It seems like every single time I go to write any code that deals with fetch, push, read, or write operations, the entire swath of code is ad hoc, ugly, and completely unusable outside the context of that exact application. Worse yet, it fells like I have to reinvent the wheel every time I design these things. It seems to me that the nature of I/O operations is very functional, and not well suited to modular or object-oriented patterns.
I'm really hoping somebody can tell me I'm wrong here. Are there techniques/patterns for object-oriented or modular file and data I/O? Is there some convention I can follow to add some code re-usability? I know that various tools exist to make reading individual files easier, like XML parser and the like, but referring to the larger designs which use those tools.
The best thing I've been able to come up with is a facade pattern... but holy smokes is the code in that facade ugly.
I'm not looking for help with the following code, I'm just using it to illustrate the issue I always run into. The problem isn't limited to Java; I hit the same wall in C, Matlab, and Python.
Here's an example in Java. This is psuedocode for some the method definitions of class IOControl, which is a singleton:
public getZohoFiles(...);
public pullFromZoho(...);
public reloadZohoData(...);
private dumpHttpToFile(...);
private primeHttpCommand(...);
private primeZohoFileRead(...);
private primeZohoFileReadWrite(...);
private readClientsFromFile(...);
private writeZohoFile(...);
The only method that is used in more than one point is readClientsFromFile(), which is used twice! Yippie.
Most of these methods are solely for the purpose of avoiding a several-hundred-line try-catch-finally block.
pullFromZoho() is the method invoked from the outside work to do most of the work. Almost all I/O code I write encounters the same problem: its entire structure and the methods it calls had to be custom designed to meet this specific application. It is completely ad hoc, unless I happen to use this API again.
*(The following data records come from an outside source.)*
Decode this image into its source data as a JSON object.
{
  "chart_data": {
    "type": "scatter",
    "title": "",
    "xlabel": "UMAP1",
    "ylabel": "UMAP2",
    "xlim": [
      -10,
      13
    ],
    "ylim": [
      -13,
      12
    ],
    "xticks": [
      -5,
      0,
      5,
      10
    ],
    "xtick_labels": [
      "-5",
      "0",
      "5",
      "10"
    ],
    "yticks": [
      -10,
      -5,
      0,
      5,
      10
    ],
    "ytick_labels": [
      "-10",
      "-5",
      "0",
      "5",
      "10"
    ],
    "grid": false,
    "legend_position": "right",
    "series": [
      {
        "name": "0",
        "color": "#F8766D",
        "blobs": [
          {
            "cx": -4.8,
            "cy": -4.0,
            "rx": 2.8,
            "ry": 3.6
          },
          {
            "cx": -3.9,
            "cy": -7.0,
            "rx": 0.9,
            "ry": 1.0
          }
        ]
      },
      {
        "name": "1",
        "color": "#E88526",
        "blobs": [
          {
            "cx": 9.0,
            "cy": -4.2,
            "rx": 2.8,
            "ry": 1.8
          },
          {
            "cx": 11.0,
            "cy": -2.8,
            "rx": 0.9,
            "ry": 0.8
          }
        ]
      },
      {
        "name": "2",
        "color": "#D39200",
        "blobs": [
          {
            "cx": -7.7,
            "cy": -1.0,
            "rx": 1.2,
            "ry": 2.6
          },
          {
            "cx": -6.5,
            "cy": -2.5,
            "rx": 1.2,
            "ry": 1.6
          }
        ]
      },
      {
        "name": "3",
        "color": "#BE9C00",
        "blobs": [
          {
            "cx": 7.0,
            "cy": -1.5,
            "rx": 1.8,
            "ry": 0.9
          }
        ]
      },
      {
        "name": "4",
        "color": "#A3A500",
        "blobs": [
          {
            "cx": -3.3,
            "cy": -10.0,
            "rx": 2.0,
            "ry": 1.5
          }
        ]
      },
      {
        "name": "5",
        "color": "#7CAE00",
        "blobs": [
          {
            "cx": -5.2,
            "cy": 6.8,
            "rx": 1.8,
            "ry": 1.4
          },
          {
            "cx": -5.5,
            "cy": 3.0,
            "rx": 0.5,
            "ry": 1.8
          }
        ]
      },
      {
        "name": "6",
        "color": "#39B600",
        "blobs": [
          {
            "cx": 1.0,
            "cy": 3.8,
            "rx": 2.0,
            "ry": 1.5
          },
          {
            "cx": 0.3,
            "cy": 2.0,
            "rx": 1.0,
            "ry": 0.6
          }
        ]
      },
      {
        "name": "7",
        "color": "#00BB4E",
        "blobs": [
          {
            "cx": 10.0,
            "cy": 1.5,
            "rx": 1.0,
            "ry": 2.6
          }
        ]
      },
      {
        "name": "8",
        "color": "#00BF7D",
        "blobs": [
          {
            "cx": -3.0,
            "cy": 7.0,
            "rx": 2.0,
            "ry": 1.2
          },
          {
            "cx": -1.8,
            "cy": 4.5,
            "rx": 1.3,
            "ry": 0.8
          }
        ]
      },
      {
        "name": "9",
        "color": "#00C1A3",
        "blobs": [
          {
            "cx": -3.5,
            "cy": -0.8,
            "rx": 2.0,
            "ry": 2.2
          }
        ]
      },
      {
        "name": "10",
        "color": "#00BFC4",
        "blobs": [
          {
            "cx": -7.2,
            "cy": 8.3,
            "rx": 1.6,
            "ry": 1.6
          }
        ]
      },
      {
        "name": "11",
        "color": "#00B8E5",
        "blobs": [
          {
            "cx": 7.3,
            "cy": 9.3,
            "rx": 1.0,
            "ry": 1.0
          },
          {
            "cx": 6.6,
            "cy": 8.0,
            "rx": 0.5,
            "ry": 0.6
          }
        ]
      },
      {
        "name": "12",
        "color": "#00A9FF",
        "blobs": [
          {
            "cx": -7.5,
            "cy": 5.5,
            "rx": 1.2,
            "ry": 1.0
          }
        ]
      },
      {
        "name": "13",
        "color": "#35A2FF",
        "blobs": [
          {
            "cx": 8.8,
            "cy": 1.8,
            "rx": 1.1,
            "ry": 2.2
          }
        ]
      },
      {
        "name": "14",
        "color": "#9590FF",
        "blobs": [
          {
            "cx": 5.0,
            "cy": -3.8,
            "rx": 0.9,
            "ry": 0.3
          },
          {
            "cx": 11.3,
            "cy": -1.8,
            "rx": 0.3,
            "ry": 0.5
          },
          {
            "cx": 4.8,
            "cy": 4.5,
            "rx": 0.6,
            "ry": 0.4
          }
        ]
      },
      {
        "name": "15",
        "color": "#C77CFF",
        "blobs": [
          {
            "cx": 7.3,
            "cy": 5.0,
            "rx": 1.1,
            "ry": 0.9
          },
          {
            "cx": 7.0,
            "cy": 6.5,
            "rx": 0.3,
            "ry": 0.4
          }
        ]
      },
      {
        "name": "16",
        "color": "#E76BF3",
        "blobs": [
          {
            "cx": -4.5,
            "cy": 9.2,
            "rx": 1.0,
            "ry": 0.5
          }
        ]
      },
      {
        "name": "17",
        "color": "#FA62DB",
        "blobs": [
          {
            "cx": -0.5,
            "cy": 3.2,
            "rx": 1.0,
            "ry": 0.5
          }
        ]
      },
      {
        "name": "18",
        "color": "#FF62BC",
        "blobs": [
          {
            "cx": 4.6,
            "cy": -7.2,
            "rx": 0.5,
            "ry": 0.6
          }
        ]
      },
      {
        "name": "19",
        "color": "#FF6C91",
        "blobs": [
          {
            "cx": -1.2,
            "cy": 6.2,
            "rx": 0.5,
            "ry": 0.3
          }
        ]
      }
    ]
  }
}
Its psudeocode:
public FetchResult pullFromZoho() {
// Code: clear old client list
// Code: Initialize HTTP client
// Code: Move local files to backup
try {
int index = 0;
boolean fetchNext;
do {
// Possible IOException
File xmlFile = primeZohoFileReadWrite(index);
// Possible IOException
// Uses an HTTP Post package
boolean readNext = result.addHttpResult(
dumpHttpToFile(httpClient, xmlFile, index));
if( readNext ) {
/*
* Possible ParserConfigurationException, SAXException,
* IOException
* Uses an XML parser package
*/
fetchNext = result.addXmlReadResult(
readClientsFromFile(xmlFile));
} else {
fetchNext = false;
}
if( fetchNext )
index++;
} while(fetchNext);
} catch (UnsupportedEncodingException ex) {
result.triggerFail(ex);
} catch (IOException ex) {
result.triggerFail(ex);
} catch (ParserConfigurationException | SAXException ex) {
result.triggerFail(ex);
} finally {
try {
httpClient.close();
} catch (IOException ex) {
result.addWarning(ex);
}
}
// Code: add loaded clients to list
return result;
}
Even this try-catch-finally block arrangement is unique to this particular operation. Any different application would definitely use a different structure. (Side note: because of a peculiarity of the external API I'm using, I have to parse each dataset before fetching another.)
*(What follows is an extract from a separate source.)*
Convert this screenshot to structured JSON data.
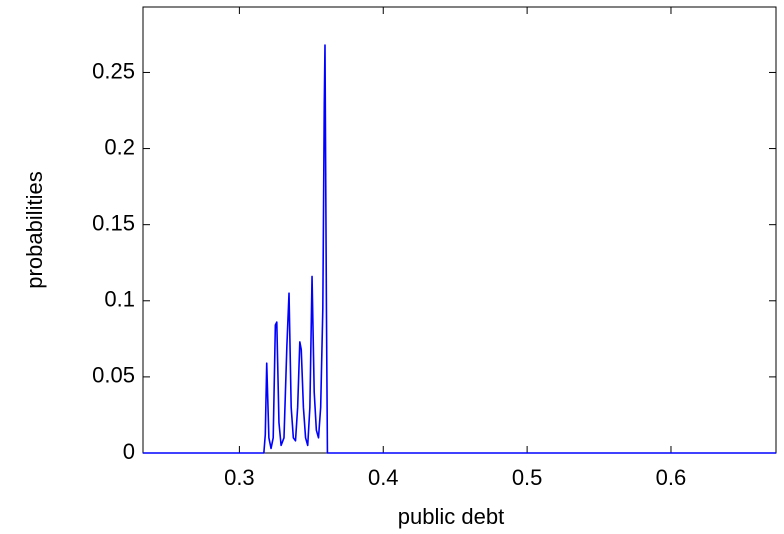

The code for this set of operations spans about 700 lines, and this doesn't include a similar cluster of methods needed for local file saving, and another set for pushing data to another database. That's about 2,100 lines of single-purpose code. Not one of these methods could be used for any other application.
Somebody please tell me a pattern exists wherein I could either re-use some of my code, or at least follow a template for future read-writes.
Somebody asked about Modular Design here, but the answers are specific to that asker's problem, and aren't altogether useful.